Small stones < 4 mm have a higher likelihood of spontaneous passage, and as such, may be amenable to simple power flushing and glucagon administration during LC and IOC [33, 34]. In fact, if we were to consider this in this patient cohort, of the 167 patients with characterizable complete endoscopic findings, 50% off all our study patients had findings that would likely resolve solely with power flushing or glucagon administration. This represents 67% of the patients identified as being amenable to LCBDE maneuvers. Moreover, some authors have suggested that patients who are found to have stones smaller than 5 mm after surgery do not require subsequent ERCP interventions as these are likely to pass on their own. This furthers the assertion that a surgery-first approach for these patients can eliminate unnecessary additional interventions as simple flushing may be the solution [19]. These concepts support a single-intervention approach as being a reasonable first-line treatment.

Despite being a relatively safe procedure, ERCP is associated with a risk of pancreatitis, bleeding, and perforation [35]. ERCP with sphincterotomy may also disrupt the sphincter of Oddi’s integrity, leading to duodenal-biliary reflux, a major cause of stone recurrence and chronic cholangitis [35, 36]. Although over 20% of ERCP interventions have no return of stones (i.e., negative ERCP), false positive rates of IOC during LCBDE are lower at 7% [14, 37]. This high rate of negative results from ERCP further supports the notion of a surgery-first approach. Since surgical intervention in the form of LC is necessary in both approaches, a surgery-first approach can help avoid unnecessary procedures and multiple anesthetic events while providing a treatment alternative that is associated with shorter inpatient stays [2, 3, 6].

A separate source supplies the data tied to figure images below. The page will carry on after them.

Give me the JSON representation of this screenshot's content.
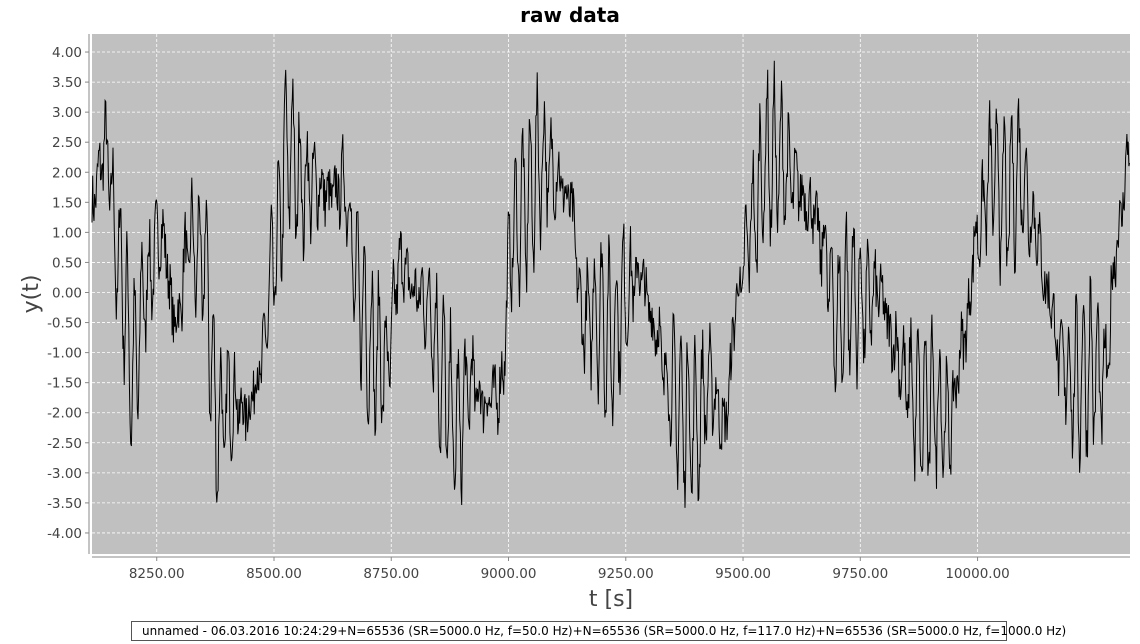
{
  "chart_data": {
    "type": "line",
    "title": "raw data",
    "xlabel": "t [s]",
    "ylabel": "y(t)",
    "xlim": [
      8112,
      10325
    ],
    "ylim": [
      -4.35,
      4.3
    ],
    "xticks": [
      8250,
      8500,
      8750,
      9000,
      9250,
      9500,
      9750,
      10000
    ],
    "xtick_labels": [
      "8250.00",
      "8500.00",
      "8750.00",
      "9000.00",
      "9250.00",
      "9500.00",
      "9750.00",
      "10000.00"
    ],
    "yticks": [
      4,
      3.5,
      3,
      2.5,
      2,
      1.5,
      1,
      0.5,
      0,
      -0.5,
      -1,
      -1.5,
      -2,
      -2.5,
      -3,
      -3.5,
      -4
    ],
    "ytick_labels": [
      "4.00",
      "3.50",
      "3.00",
      "2.50",
      "2.00",
      "1.50",
      "1.00",
      "0.50",
      "0.00",
      "-0.50",
      "-1.00",
      "-1.50",
      "-2.00",
      "-2.50",
      "-3.00",
      "-3.50",
      "-4.00"
    ],
    "grid": true,
    "legend_position": "bottom",
    "series": [
      {
        "name": "unnamed - 06.03.2016 10:24:29+N=65536 (SR=5000.0 Hz, f=50.0 Hz)+N=65536 (SR=5000.0 Hz, f=117.0 Hz)+N=65536 (SR=5000.0 Hz, f=1000.0 Hz)",
        "color": "#000000",
        "envelope": {
          "x": [
            8112,
            8140,
            8170,
            8200,
            8230,
            8260,
            8290,
            8320,
            8350,
            8380,
            8410,
            8440,
            8470,
            8500,
            8530,
            8560,
            8590,
            8620,
            8650,
            8680,
            8710,
            8740,
            8770,
            8800,
            8830,
            8860,
            8890,
            8920,
            8950,
            8980,
            9010,
            9040,
            9070,
            9100,
            9130,
            9160,
            9190,
            9220,
            9250,
            9280,
            9310,
            9340,
            9370,
            9400,
            9430,
            9460,
            9490,
            9520,
            9550,
            9580,
            9610,
            9640,
            9670,
            9700,
            9730,
            9760,
            9790,
            9820,
            9850,
            9880,
            9910,
            9940,
            9970,
            10000,
            10030,
            10060,
            10090,
            10120,
            10150,
            10180,
            10210,
            10240,
            10270,
            10300,
            10325
          ],
          "y": [
            1.5,
            2.4,
            0.5,
            -1.3,
            0.2,
            1.0,
            -0.5,
            0.8,
            0.5,
            -2.2,
            -1.8,
            -2.0,
            -1.3,
            0.5,
            2.4,
            1.8,
            1.8,
            1.6,
            1.8,
            0.0,
            -1.0,
            -1.2,
            0.5,
            0.0,
            -0.2,
            -1.5,
            -2.3,
            -1.5,
            -1.8,
            -1.7,
            1.0,
            1.5,
            2.2,
            2.0,
            1.5,
            -0.5,
            -0.3,
            -0.8,
            0.0,
            0.3,
            -0.5,
            -1.5,
            -2.0,
            -2.2,
            -1.5,
            -2.2,
            0.0,
            1.2,
            2.2,
            2.2,
            1.8,
            1.5,
            0.8,
            -0.5,
            0.0,
            -0.2,
            0.0,
            -0.8,
            -1.5,
            -2.0,
            -1.8,
            -2.2,
            -0.8,
            1.0,
            2.0,
            1.5,
            2.0,
            1.2,
            0.0,
            -1.2,
            -1.5,
            -1.2,
            -1.5,
            1.0,
            2.5
          ]
        },
        "amplitude": 1.3
      }
    ]
  }
}
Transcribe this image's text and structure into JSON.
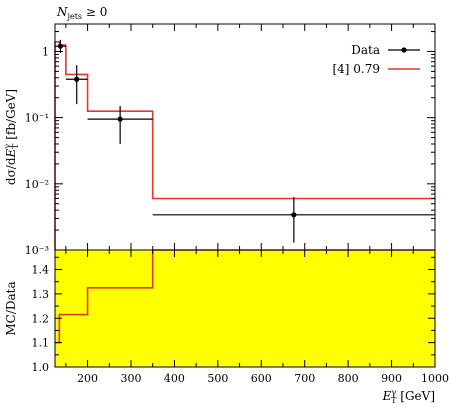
{
  "colors": {
    "data": "#000000",
    "mc": "#e8372b",
    "band": "#ffff00"
  },
  "chart_data": [
    {
      "type": "scatter",
      "panel": "main",
      "annotation": "N_jets ≥ 0",
      "xlabel": "E_T^γ [GeV]",
      "ylabel": "dσ/dE_T^γ [fb/GeV]",
      "xlim": [
        125,
        1000
      ],
      "ylim": [
        0.001,
        2.6
      ],
      "yscale": "log",
      "yticks": [
        {
          "value": 0.001,
          "label": "10⁻³"
        },
        {
          "value": 0.01,
          "label": "10⁻²"
        },
        {
          "value": 0.1,
          "label": "10⁻¹"
        },
        {
          "value": 1,
          "label": "1"
        }
      ],
      "legend": {
        "position": "top-right",
        "entries": [
          {
            "label": "Data",
            "style": "marker"
          },
          {
            "label": "[4] 0.79",
            "style": "line"
          }
        ]
      },
      "data_points": [
        {
          "x": 137.5,
          "xlow": 125,
          "xhigh": 150,
          "y": 1.2,
          "ylow": 0.95,
          "yhigh": 1.5
        },
        {
          "x": 175,
          "xlow": 150,
          "xhigh": 200,
          "y": 0.38,
          "ylow": 0.16,
          "yhigh": 0.62
        },
        {
          "x": 275,
          "xlow": 200,
          "xhigh": 350,
          "y": 0.095,
          "ylow": 0.04,
          "yhigh": 0.15
        },
        {
          "x": 675,
          "xlow": 350,
          "xhigh": 1000,
          "y": 0.0034,
          "ylow": 0.0013,
          "yhigh": 0.0063
        }
      ],
      "mc_histogram": {
        "name": "[4] 0.79",
        "bins": [
          {
            "xlow": 125,
            "xhigh": 135,
            "y": 1.4
          },
          {
            "xlow": 135,
            "xhigh": 150,
            "y": 1.25
          },
          {
            "xlow": 150,
            "xhigh": 200,
            "y": 0.45
          },
          {
            "xlow": 200,
            "xhigh": 350,
            "y": 0.125
          },
          {
            "xlow": 350,
            "xhigh": 1000,
            "y": 0.006
          }
        ]
      }
    },
    {
      "type": "area",
      "panel": "ratio",
      "xlabel": "E_T^γ [GeV]",
      "ylabel": "MC/Data",
      "xlim": [
        125,
        1000
      ],
      "ylim": [
        1.0,
        1.48
      ],
      "xticks": [
        200,
        300,
        400,
        500,
        600,
        700,
        800,
        900,
        1000
      ],
      "yticks": [
        1.0,
        1.1,
        1.2,
        1.3,
        1.4
      ],
      "band": {
        "ylow": 1.0,
        "yhigh": 1.48
      },
      "ratio_histogram": {
        "bins": [
          {
            "xlow": 125,
            "xhigh": 135,
            "y": 1.1
          },
          {
            "xlow": 135,
            "xhigh": 150,
            "y": 1.215
          },
          {
            "xlow": 150,
            "xhigh": 200,
            "y": 1.215
          },
          {
            "xlow": 200,
            "xhigh": 350,
            "y": 1.325
          },
          {
            "xlow": 350,
            "xhigh": 1000,
            "y": 1.48
          }
        ]
      }
    }
  ]
}
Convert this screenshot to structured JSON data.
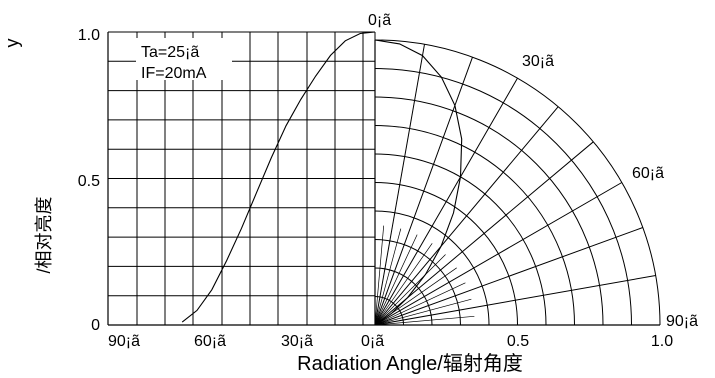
{
  "chart_data": {
    "type": "line",
    "subtype": "polar-radiation-pattern",
    "ylabel": "/相对亮度",
    "ylabel_top": "y",
    "xlabel": "Radiation Angle/辐射角度",
    "conditions": [
      "Ta=25¡ã",
      "IF=20mA"
    ],
    "y_ticks": [
      "0",
      "0.5",
      "1.0"
    ],
    "x_ticks_left": [
      "90¡ã",
      "60¡ã",
      "30¡ã",
      "0¡ã"
    ],
    "x_ticks_right": [
      "0¡ã",
      "0.5",
      "1.0"
    ],
    "angle_labels": [
      "0¡ã",
      "30¡ã",
      "60¡ã",
      "90¡ã"
    ],
    "ylim": [
      0,
      1.0
    ],
    "angle_range_deg": [
      0,
      90
    ],
    "grid": true,
    "series": [
      {
        "kind": "relative-intensity-vs-angle",
        "x_unit": "degrees",
        "points": [
          {
            "angle": 0,
            "intensity": 1.0
          },
          {
            "angle": 5,
            "intensity": 0.995
          },
          {
            "angle": 10,
            "intensity": 0.97
          },
          {
            "angle": 15,
            "intensity": 0.92
          },
          {
            "angle": 20,
            "intensity": 0.85
          },
          {
            "angle": 25,
            "intensity": 0.77
          },
          {
            "angle": 30,
            "intensity": 0.68
          },
          {
            "angle": 35,
            "intensity": 0.57
          },
          {
            "angle": 40,
            "intensity": 0.45
          },
          {
            "angle": 45,
            "intensity": 0.33
          },
          {
            "angle": 50,
            "intensity": 0.22
          },
          {
            "angle": 55,
            "intensity": 0.12
          },
          {
            "angle": 60,
            "intensity": 0.05
          },
          {
            "angle": 65,
            "intensity": 0.01
          }
        ]
      },
      {
        "kind": "polar-pattern",
        "points": [
          {
            "angle": 0,
            "intensity": 1.0
          },
          {
            "angle": 5,
            "intensity": 0.99
          },
          {
            "angle": 10,
            "intensity": 0.96
          },
          {
            "angle": 15,
            "intensity": 0.9
          },
          {
            "angle": 20,
            "intensity": 0.82
          },
          {
            "angle": 25,
            "intensity": 0.72
          },
          {
            "angle": 30,
            "intensity": 0.6
          },
          {
            "angle": 35,
            "intensity": 0.48
          },
          {
            "angle": 40,
            "intensity": 0.36
          },
          {
            "angle": 45,
            "intensity": 0.25
          },
          {
            "angle": 50,
            "intensity": 0.15
          },
          {
            "angle": 55,
            "intensity": 0.07
          },
          {
            "angle": 60,
            "intensity": 0.0
          }
        ]
      }
    ]
  }
}
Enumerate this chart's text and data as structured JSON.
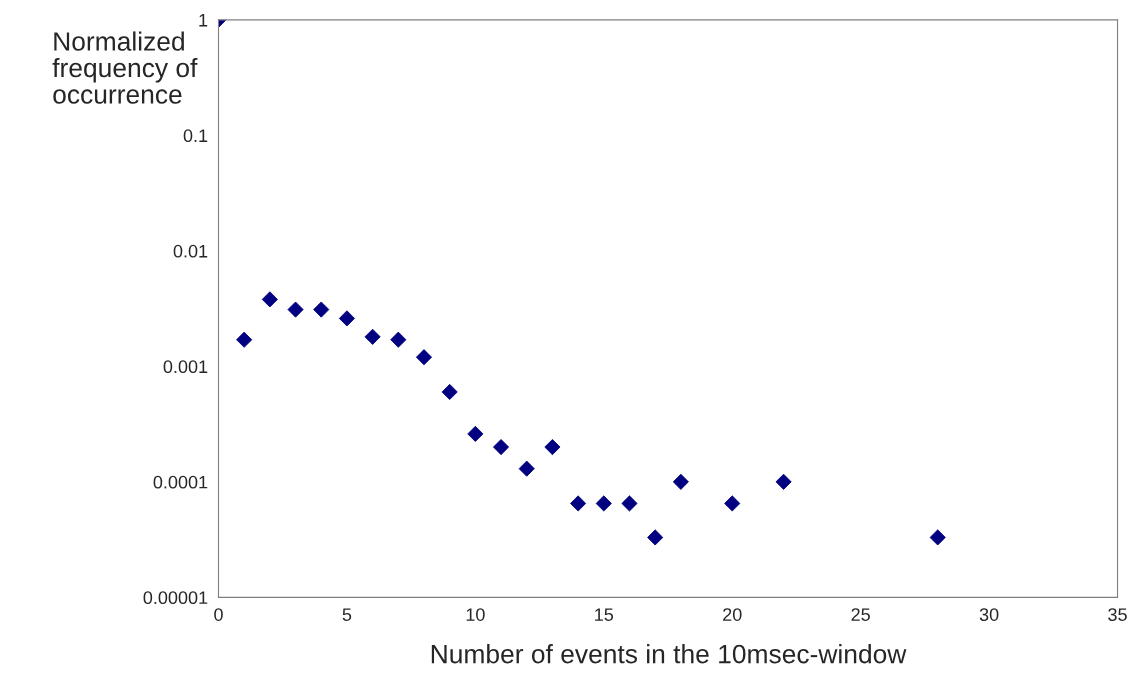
{
  "chart_data": {
    "type": "scatter",
    "xlabel": "Number of events in the 10msec-window",
    "ylabel": "Normalized\nfrequency of\noccurrence",
    "x": [
      0,
      1,
      2,
      3,
      4,
      5,
      6,
      7,
      8,
      9,
      10,
      11,
      12,
      13,
      14,
      15,
      16,
      17,
      18,
      20,
      22,
      28
    ],
    "series": [
      {
        "color": "#000080",
        "values": [
          1,
          0.0017,
          0.0038,
          0.0031,
          0.0031,
          0.0026,
          0.0018,
          0.0017,
          0.0012,
          0.0006,
          0.00026,
          0.0002,
          0.00013,
          0.0002,
          6.5e-05,
          6.5e-05,
          6.5e-05,
          3.3e-05,
          0.0001,
          6.5e-05,
          0.0001,
          3.3e-05
        ]
      }
    ],
    "log": "y",
    "xlim": [
      0,
      35
    ],
    "xticks": [
      0,
      5,
      10,
      15,
      20,
      25,
      30,
      35
    ],
    "ylim": [
      1e-05,
      1
    ],
    "yticks": [
      {
        "value": 1e-05,
        "label": "0.00001"
      },
      {
        "value": 0.0001,
        "label": "0.0001"
      },
      {
        "value": 0.001,
        "label": "0.001"
      },
      {
        "value": 0.01,
        "label": "0.01"
      },
      {
        "value": 0.1,
        "label": "0.1"
      },
      {
        "value": 1,
        "label": "1"
      }
    ],
    "marker": "diamond",
    "grid": false,
    "legend": false
  }
}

The limitations of this study include its retrospective nature and a relatively limited number of patients included. Moreover, it is possible that this study’s main finding that 74.3% of ERCP cases will be amenable to LCBDE maneuvers is an overestimation. Other factors may contribute to the difficulty of performing LCBDE successfully, and looking at stone size alone may be an oversimplification. For example, cystic duct tortuosity and diameter, CBD size, location of obstruction, multiplicity of stones, and severity of gallbladder inflammation may affect LCBDE outcomes. While stone size is just one consideration, it is helpful to have the general awareness that clinical concern for choledocholithiasis often translates to small stones or sludge. A surgery-first approach allows for minimization of negative ERCPs and can facilitate clearance of the duct in agreeable operative settings. Follow-up studies will include a multi-center analysis of patients undergoing a two-stage approach and their endoscopic findings to further characterize those who would benefit from a single-stage approach. An additional desired future direction of our work is to implement a clear clinical pathway directed by stone size for providers at our institution in order to ensure the maximal number of patients are able to benefit from a surgery-first approach. Ultimately, adopting a surgery-first approach has the potential to improve patient care and reduce healthcare resource utilization.

Conclusion

Our findings suggest that the majority of patients who underwent preoperative ERCP for suspected choledocholithiasis had endoscopic findings that are amenable to simple operative interventions, including transcystic LCBDE techniques. Implementing surgery-first management for suspected choledocholithiasis can offer a safe and efficient alternative to the more traditional two-stage pathway and minimize patient exposure to unnecessary interventions.